A recipe for all those who like to snack between meals, and also like to gather friends and treat them to something contagiously tasty and snacking. The recipe is for one homemade snack that goes great with a cold beer or some other drink.
When we bake it in the oven, it turns into an irresistibly crunchy salty snack that is very tasty and nutritious! Stir a couple of times during baking, let it cool a bit, and that’s it!
Here’s a more detailed guide though:
- About 500g cooked chickpeas (2 cans) *
- 20g of olive oil
- 1/2 teaspoon sea salt
- Spices as desired
- Preheat the oven to 200 °C. Line a baking sheet with baking paper.
- Dry cooked or canned chickpeas with a paper towel.

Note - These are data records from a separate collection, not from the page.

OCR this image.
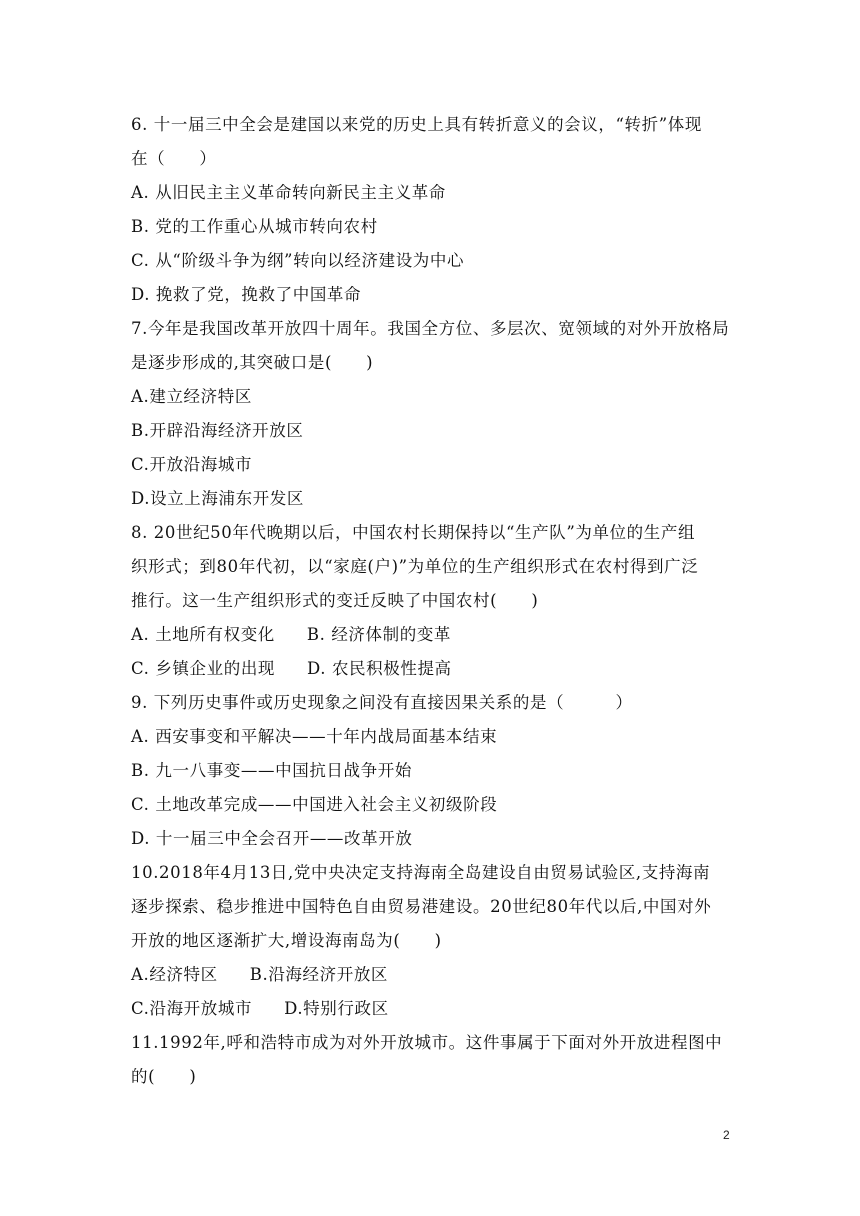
6. 十一届三中全会是建国以来党的历史上具有转折意义的会议，“转折”体现
在（　　）
A. 从旧民主主义革命转向新民主主义革命
B. 党的工作重心从城市转向农村
C. 从“阶级斗争为纲”转向以经济建设为中心
D. 挽救了党，挽救了中国革命
7.今年是我国改革开放四十周年。我国全方位、多层次、宽领域的对外开放格局
是逐步形成的,其突破口是(　　)
A.建立经济特区
B.开辟沿海经济开放区
C.开放沿海城市
D.设立上海浦东开发区
8. 20世纪50年代晚期以后，中国农村长期保持以“生产队”为单位的生产组
织形式；到80年代初，以“家庭(户)”为单位的生产组织形式在农村得到广泛
推行。这一生产组织形式的变迁反映了中国农村(　　)
A. 土地所有权变化 B. 经济体制的变革
C. 乡镇企业的出现 D. 农民积极性提高
9. 下列历史事件或历史现象之间没有直接因果关系的是（　　　）
A. 西安事变和平解决——十年内战局面基本结束
B. 九一八事变——中国抗日战争开始
C. 土地改革完成——中国进入社会主义初级阶段
D. 十一届三中全会召开——改革开放
10.2018年4月13日,党中央决定支持海南全岛建设自由贸易试验区,支持海南
逐步探索、稳步推进中国特色自由贸易港建设。20世纪80年代以后,中国对外
开放的地区逐渐扩大,增设海南岛为(　　)
A.经济特区 B.沿海经济开放区
C.沿海开放城市 D.特别行政区
11.1992年,呼和浩特市成为对外开放城市。这件事属于下面对外开放进程图中
的(　　)
2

- You will see that a thin membrane will be removed from some grains, it is desirable to remove it because it will burn during baking.
- If you have time, let it dry for about 10 minutes, and then dry it a little more with paper.
- Roasted chickpeas will not be crispy if left moist.
- Put it in a bowl, add olive oil, salt and spices, and then rub with your fingers or just combine everything with a spoon.
- Arrange it on a baking sheet so that it is in one layer.
- Bake for about 35-40 minutes in the middle of the oven, stirring occasionally. if using a fan, bake at 180 ° C.
- If you see that it is dry in the middle of baking, add a little more oil, mix and continue baking.
- Leave to cool in a semi-open oven, then sleep in a bowl and snacking can begin. 🙂
- Chickpeas prepared this way are the best on the first day because they are the most crunchy, but even later they remain with a fine, slightly nutty taste, only they are a little softer and chewier.
- Do not keep it in a closed jar or box, as this will make it moist and soft.
You can eat it as a snack, but also as an addition to salads, sprinkled over soups or over salty porridges or some spreads like hummus.